O auto da Compadecida: o céu e o inferno já não são tão simples quanto antigamente

Nos meus tempos de escola, um dos primeiros livros abordados nas aulas de Literatura era o “Auto da Barca do Inferno”. A obra, um clássico do mestre Gil Vicente, mostrava o julgamento pós-morte de um grupo de pessoas de origens e classes sociais diversas.

Vicente usa o seu texto, escrito para o teatro, para fazer uma crítica social divertidíssima. Apesar de ter sido pensada com personagens do seu contexto histórico, o “Auto da Barca do Inferno” tem um humor fino e sempre atual.

A influência da sua obra transcendeu as fronteiras e as barreiras do tempo e, mais de 400 anos depois, encontrou em Paraíba um autor que usaria essa mesma temática para fazer a sua crítica.

Trata-se de “O Auto da Compadecida”, peça de teatro brasileira escrita por Ariano Suassuna. O livro, que rapidamente se tornou uma referência na literatura e no teatro brasileiro, recebeu várias adaptações televisivas e cinematográficas.

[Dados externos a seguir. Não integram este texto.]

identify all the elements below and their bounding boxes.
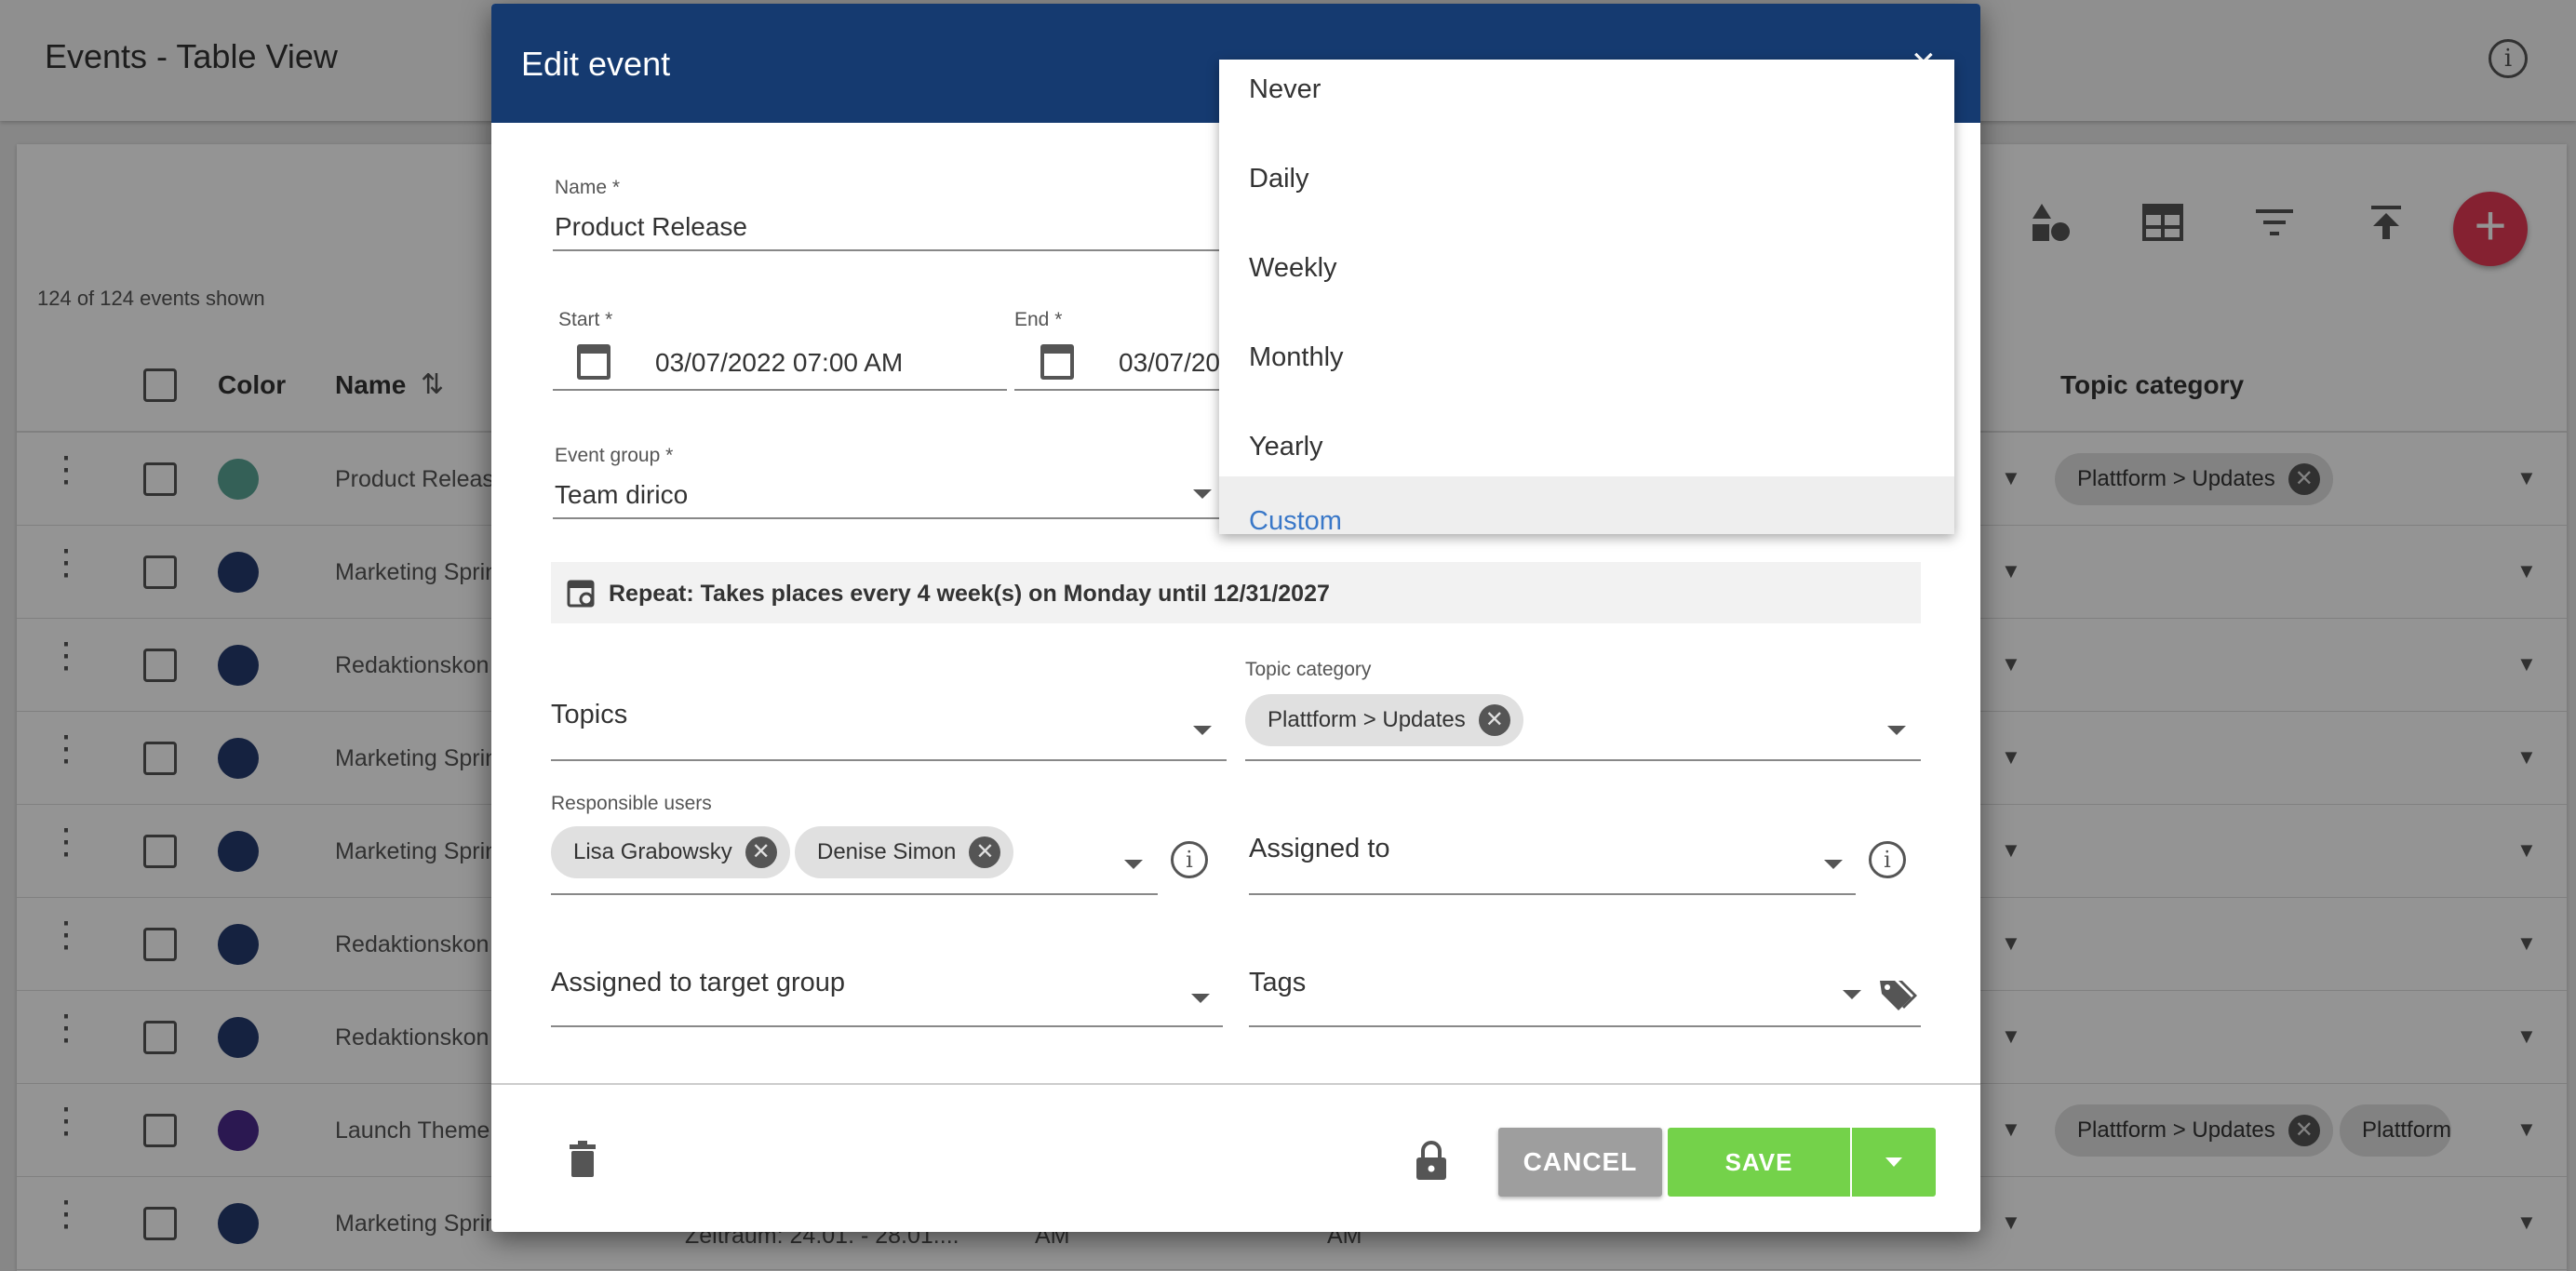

Uma delas, dirigida pelo cineasta Guel Arraes, que talvez seja uma das releituras mais bonitas e divertidas.

O Auto da Compadecida conta a história dois amigos, João Grilo e Chicó, e suas malandragens para tentar sobreviver no Sertão Nordestino. Numa das suas desventuras, eles encontram com o cangaceiro Severino de Aracaju. João Grilo acaba morto e participa de um julgamento aos moldes da obra de Gil Vicente.

O filme tem sequências engraçadíssimas, como quando os dois malandros tentam convencer o padre a rezar uma missa de sétimo dia em latim para um cachorro. Noutras cenas, é difícil conter a emoção, como quando Nossa Senhora, chamada de “A Compadecida” pela devoção popular, decide dar uma segunda chance a João Grilo, ao contar sua difícil história de vida.

Ambas as obras, embora separadas por todas as barreiras que os seus períodos históricos as impõem, revelam muito mais que julgamentos divinos sobre os homens: mostram, sim, como os nossos pesos e medidas, ao nos olharmos uns aos outros, mudou.

Em “O Auto da Compadecida”, aparece o Purgatório. Esse destino, que não existia na viagem das barcas de Vicente, aparece agora em Suassuna para complicar o que antes parecia simples. É para lá que vão os que não foram santos em vida, mas que também não foram completamente maus.

Se em Gil Vicente, apenas os Cavaleiros e o Parvo é que se salvam, em “O Auto da Compadecida” todos recebem sua dose de misericórdia. É que o retrato dos seres humanos no tempo de Suassuna já não cabia em duas barcas.

É verdade que não se sabe ao certo se, depois de passar pelo purgatório, os personagens se vão salvar. Mas, se na época de Vicente alguns atos eram o suficiente para levar um homem ao inferno, o contexto em que Suassuna está inserido exige um olhar mais complexo.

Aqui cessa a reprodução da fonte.